The unfortunate encounter with political Islam was soon pushed to the background when the news broke that Samir Kassir had been assassinated when a bomb detonated under his car seat just after leaving his apartment in Ashrafiye in east Beirut earlier that morning.
On June 2, 2005 Lebanon’s prominent journalist and historian Samir Kassir was assassinated. Kassir was a dedicated, vehement and eloquent critic of Syria’s presence in Lebanon, its security apparatuses and its Lebanese collaborators. from indymedia beirut
While i had not heard of him before suddenly everybody (ok i guess minus the Hezbollah) who we had met had connections with him ranging from personal friendships to working relations (the ladies from ‘un mémoire pour le avenir whom we had met on Tuesday evening were apparently some of the last persons to meet him on Wednesday).

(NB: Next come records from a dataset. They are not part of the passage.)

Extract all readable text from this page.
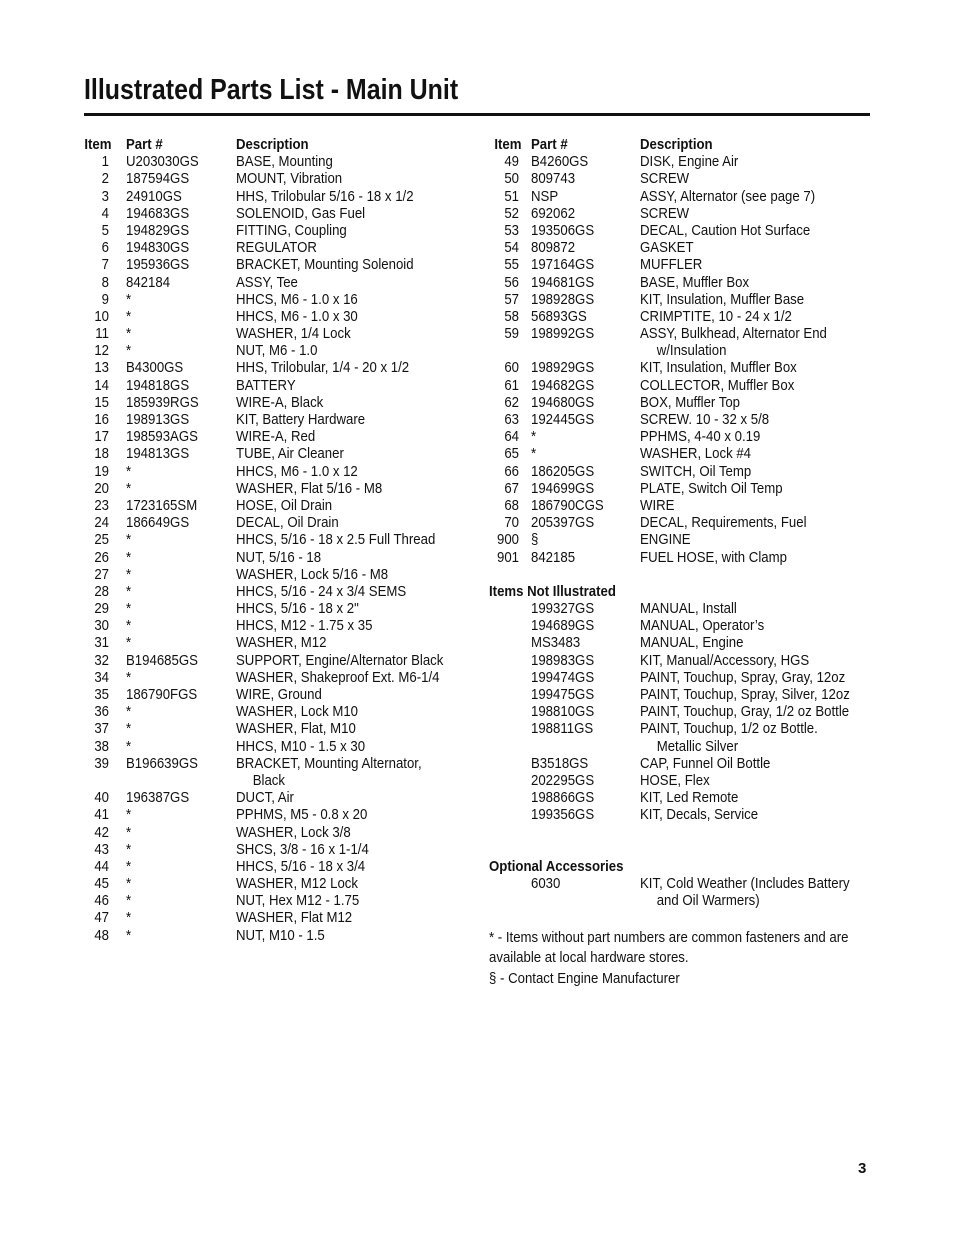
Illustrated Parts List - Main Unit
Item Part #	Description
1 U203030GS BASE, Mounting
2 187594GS	MOUNT, Vibration
3 24910GS	HHS, Trilobular 5/16 - 18 x 1/2
4 194683GS	SOLENOID, Gas Fuel
5 194829GS	FITTING, Coupling
6 194830GS	REGULATOR
7 195936GS	BRACKET, Mounting Solenoid
8 842184	ASSY, Tee
9 *	HHCS, M6 - 1.0 x 16
10 *	HHCS, M6 - 1.0 x 30
11 *	WASHER, 1/4 Lock
12 *	NUT, M6 - 1.0
13 B4300GS	HHS, Trilobular, 1/4 - 20 x 1/2
14 194818GS	BATTERY
15 185939RGS WIRE-A, Black
16 198913GS	KIT, Battery Hardware
17 198593AGS	WIRE-A, Red
18 194813GS	TUBE, Air Cleaner
19 *	HHCS, M6 - 1.0 x 12
20 *	WASHER, Flat 5/16 - M8
23 1723165SM	HOSE, Oil Drain
24 186649GS	DECAL, Oil Drain
25 *	HHCS, 5/16 - 18 x 2.5 Full Thread
26 *	NUT, 5/16 - 18
27 *	WASHER, Lock 5/16 - M8
28 *	HHCS, 5/16 - 24 x 3/4 SEMS
29 *	HHCS, 5/16 - 18 x 2"
30 *	HHCS, M12 - 1.75 x 35
31 *	WASHER, M12
32 B194685GS	SUPPORT, Engine/Alternator Black
34 *	WASHER, Shakeproof Ext. M6-1/4
35 186790FGS	WIRE, Ground
36 *	WASHER, Lock M10
37 *	WASHER, Flat, M10
38 *	HHCS, M10 - 1.5 x 30
39 B196639GS	BRACKET, Mounting Alternator,
Black
40 196387GS	DUCT, Air
41 *	PPHMS, M5 - 0.8 x 20
42 *	WASHER, Lock 3/8
43 *	SHCS, 3/8 - 16 x 1-1/4
44 *	HHCS, 5/16 - 18 x 3/4
45 *	WASHER, M12 Lock
46 *	NUT, Hex M12 - 1.75
47 *	WASHER, Flat M12
48 *	NUT, M10 - 1.5
Item Part #	Description
49 B4260GS	DISK, Engine Air
50 809743	SCREW
51 NSP	ASSY, Alternator (see page 7)
52 692062	SCREW
53 193506GS	DECAL, Caution Hot Surface
54 809872	GASKET
55 197164GS	MUFFLER
56 194681GS	BASE, Muffler Box
57 198928GS	KIT, Insulation, Muffler Base
58 56893GS	CRIMPTITE, 10 - 24 x 1/2
59 198992GS	ASSY, Bulkhead, Alternator End
w/Insulation
60 198929GS	KIT, Insulation, Muffler Box
61 194682GS	COLLECTOR, Muffler Box
62 194680GS	BOX, Muffler Top
63 192445GS	SCREW. 10 - 32 x 5/8
64 *	PPHMS, 4-40 x 0.19
65 *	WASHER, Lock #4
66 186205GS	SWITCH, Oil Temp
67 194699GS	PLATE, Switch Oil Temp
68 186790CGS WIRE
70 205397GS	DECAL, Requirements, Fuel
900 §	ENGINE
901 842185	FUEL HOSE, with Clamp
Items Not Illustrated
199327GS	MANUAL, Install
194689GS	MANUAL, Operator’s
MS3483	MANUAL, Engine
198983GS	KIT, Manual/Accessory, HGS
199474GS	PAINT, Touchup, Spray, Gray, 12oz
199475GS	PAINT, Touchup, Spray, Silver, 12oz
198810GS	PAINT, Touchup, Gray, 1/2 oz Bottle
198811GS	PAINT, Touchup, 1/2 oz Bottle.
Metallic Silver
B3518GS	CAP, Funnel Oil Bottle
202295GS	HOSE, Flex
198866GS	KIT, Led Remote
199356GS	KIT, Decals, Service
Optional Accessories
6030	KIT, Cold Weather (Includes Battery
and Oil Warmers)
* - Items without part numbers are common fasteners and are available at local hardware stores.
§ - Contact Engine Manufacturer
3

The somehow ironic fact that Samir who – as everybody was telling me – had been a very vocal critic of the Syrian role in Lebanon for quite a while had been assassinated by the Syrians (at least that is what everybody thinks) after they had left the country has had quite a devastating effect to everybody i spoke to during the day. Most people were wondering if ‘this was ever going to end’ end seemed extraordinary disillusioned by what had happend.